At 18 pages long and having been developed iteratively it could do with a tidy up as well. I decided to build it up again in stages testing against all 4 processors as I go. This was a quick and dirty test of my ability to use Workbench. Although Workbench has some rough edges it proved a very effective tool. I was puzzled by the difference but should have developed a more careful test before firing it off to the bulletin board.

Thanks for your comments - like many on the board I appreciate your effort and commitment to providing comments on a large number of posts.

I’d like to add my appreciation to both @rickkas7 and @ScruffR for their contributions here and elsewhere…and to +1 to @OziGreybeard for DMA based ADC code to be translated to the Argon.
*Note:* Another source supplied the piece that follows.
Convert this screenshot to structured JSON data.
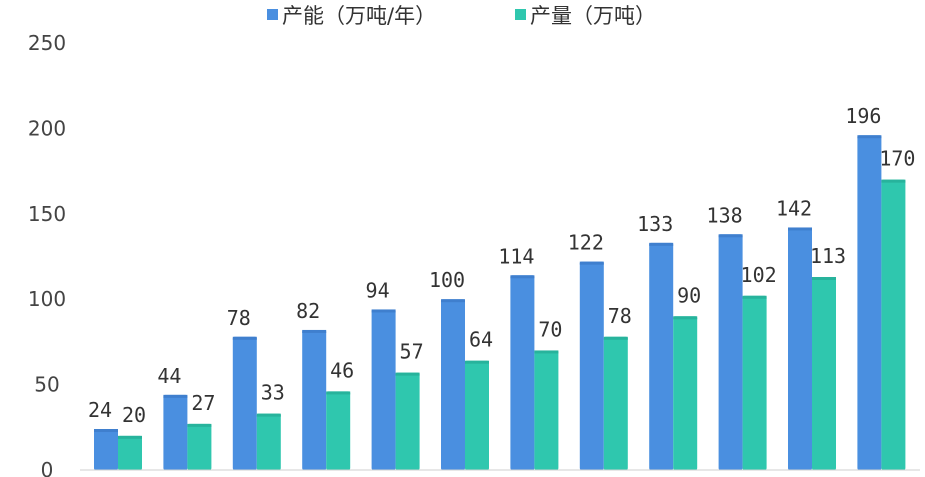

I’ve previously had @rickkas7 photonAudio working on a photon, compiled and flashed via the Web IDE, but:

1. that doesn’t compile on the Web IDE when configured for Argon and
2. doesn’t compile for Photon nor Argon on Workbench. (identifier RCC_AHB1PeriphClockCmd (and many other hardware related identifiers) undefined. This could be because STM32F2xx isn’t defined in Workbench, but I’m unsure of that, and of how to proceed further…

any suggestions welcome…

Sadly the answer is this is not likely to be available any time soon. There are fundamental software access limitations as identified in @rickkas7’s comments on a seperate thread. Let’s see if we can get the DMA added to Particle’s development program.

thanks @OziGreybeard- I can stay with Photon, but was attracted to the floating point hardware on Argon (much faster, although only for single precision).

But I can’t get photonAudio3 to even compile on Workbench- have you managed that?

I was able to compile it

image1653×241 24.2 KB

@ScruffR : I can also now compile- created empty new project, git init and clone, moved photonAudio3 into/src and it worked first time- which is what I thought I’d done previously. Obviously not.

I’ll be more careful next time- but thanks for the nudge.